Krammer's blog

This is an assignment from CMU 16720-A. In this assignment, we are going to implement the algorithm to stitch panoramas. We first understand the theory behinds homographies. Then, we implement our own BRIEF descriptor so that we use these descriptors to do the feature matching. After that, we use those correspondences to get the homography H by using SVD. Finally, we use this H to stitch two images and get the panoramas.

Theory

In this section, I will not provide detail proof. We first prove that if there is a plane $\Pi$ in 3D space and two cameras C1 and C2, then we can find a homography H such that $p \equiv Hq$ where $p \in C1$ and $q \in C2$ . To prove this, we need to use the “planar” property, which means that we need to assume the z value of the 3D homogeneous coordinates to be zero. Then we can reduce the camera matrix from 3×4 to 3×3 so that it is invertible. Next, we will answer the DoF of this H (8) and the point pairs are required to solve h (4).

BRIEF descriptor

Now, we are going to implement the BRIEF descriptor. We first randomly select 256 (given) position pairs in a 9×9 patch (given). For example, since the patch size is 9×9, we will have 81 pixels, say [1,2,3,…,81]. Now, we want to find 256 pairs, such as (3,81), (26,54) and so on. So, we just randomly generate two lists, which contains elements within 1~81. Then, after that, we just pick the same index of both lists, then we can get the position pair.

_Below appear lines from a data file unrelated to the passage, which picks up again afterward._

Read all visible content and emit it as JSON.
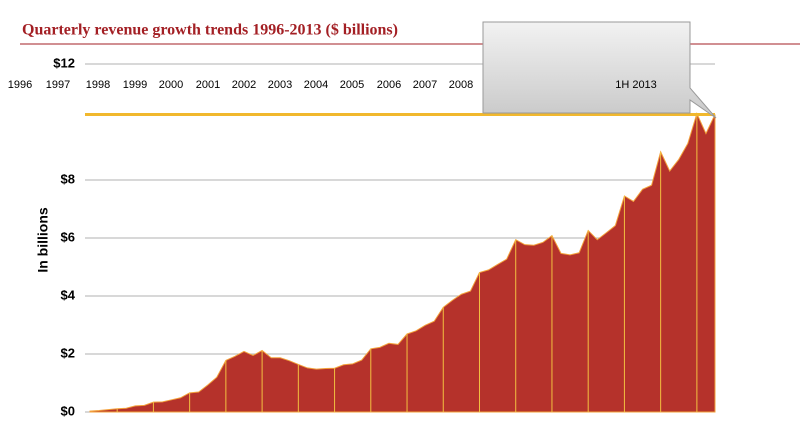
{
  "chart_data": {
    "type": "area",
    "title": "Quarterly revenue growth trends 1996-2013 ($ billions)",
    "y_label": "In billions",
    "x_labels": [
      "1996",
      "1997",
      "1998",
      "1999",
      "2000",
      "2001",
      "2002",
      "2003",
      "2004",
      "2005",
      "2006",
      "2007",
      "2008"
    ],
    "annotation": "1H 2013",
    "categories": [
      null,
      null,
      null,
      null,
      null,
      null,
      null,
      null,
      null,
      null,
      null,
      null,
      null,
      null,
      null,
      null,
      null,
      null,
      null,
      null,
      null,
      null,
      null,
      null,
      null,
      null,
      null,
      null,
      null,
      null,
      null,
      null,
      null,
      null,
      null,
      null,
      null,
      null,
      null,
      null,
      null,
      null,
      null,
      null,
      null,
      null,
      null,
      null,
      null,
      null,
      null,
      null,
      null,
      null,
      null,
      null,
      null,
      null,
      null,
      null,
      null,
      null,
      null,
      null,
      null,
      null,
      null,
      null,
      null,
      null
    ],
    "series": [
      {
        "name": null,
        "color": "#b5322b",
        "values": [
          0.03,
          0.05,
          0.08,
          0.11,
          0.13,
          0.21,
          0.23,
          0.34,
          0.35,
          0.42,
          0.49,
          0.66,
          0.69,
          0.93,
          1.2,
          1.78,
          1.92,
          2.09,
          1.95,
          2.12,
          1.87,
          1.87,
          1.77,
          1.64,
          1.52,
          1.48,
          1.5,
          1.51,
          1.63,
          1.66,
          1.79,
          2.18,
          2.23,
          2.37,
          2.33,
          2.69,
          2.8,
          2.99,
          3.13,
          3.61,
          3.85,
          4.06,
          4.17,
          4.81,
          4.9,
          5.09,
          5.27,
          5.94,
          5.77,
          5.75,
          5.85,
          6.08,
          5.47,
          5.42,
          5.49,
          6.26,
          5.94,
          6.18,
          6.43,
          7.45,
          7.26,
          7.68,
          7.82,
          8.97,
          8.31,
          8.71,
          9.26,
          10.29,
          9.6,
          10.26
        ]
      }
    ],
    "ylim": [
      0,
      12
    ],
    "yticks": [
      {
        "value": 0,
        "label": "$0"
      },
      {
        "value": 2,
        "label": "$2"
      },
      {
        "value": 4,
        "label": "$4"
      },
      {
        "value": 6,
        "label": "$6"
      },
      {
        "value": 8,
        "label": "$8"
      },
      {
        "value": 12,
        "label": "$12"
      }
    ],
    "grid": true
  }
}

Next, we are going to compute the BRIEF descriptor for an image. We first use Harris corner algorithm again to find features, and then we compute BRIEF descriptor for them. For instance, if there is one position (238, 94) identified by Harris corner, we will extract a 9×9 patch centered at (238, 94) and use the position pairs we just generate to compute the BRIEF descriptor. The descriptor will be a vector of 256-bits long, where each bit is the result of a simple comparison at two positions x and y: if the pixel value at y is greater than x, we set the bit to 1, otherwise, 0. So, if our ith position pair is (3,81), we need to transfer 3 back to the real position in the (238,94) patch, same as the position 81. Then, if the pixel value of position 81 is greater than 3, we set the ith bit to 1 in the BRIEF descriptor.

Now, after we compute the BRIEF descriptors on both images, we can use pdist2 to compute the distance within those descriptors and then get a certain number of match points (correspondences) by selecting the correspondence with a distance less than a threshold (decided by ourselves). Then, we can plot a connection between correspondences like below.

In this example, looks like our correspondences are good. To be noticed that the BRIEF descriptor is not rotation and scale invariant. Thus, the object of two images should not rotate or have a very different size.

Homography

Once we find the correspondences, we can start computing the homography H. Recall that the H is used for transforming 3D points between two camera image planes. Here, we are going to use the following two images to find the H, and then replace the cover with a Harry Potter cover by using this H.

As you can see, some correspondences are not perfectly patched. As a result, we implement RANSAC algorithm to filter noisy correspondences and then use only inliers to compute H. Finally, we use this H to warp Harry Potter cover onto the desk picture, then we have something as below.

Now, we already have the ability to do the panoramas. Below are some demos that I stitch two or six images together.

sample image
images take by myself in Pittsburgh
stitch 6 images from PNC Park

The stitching areas are not seamless in the six images example. I think this could be solved by using Possion Image Stitching, but I didn’t have time to try this at that time. This could be a future work for me!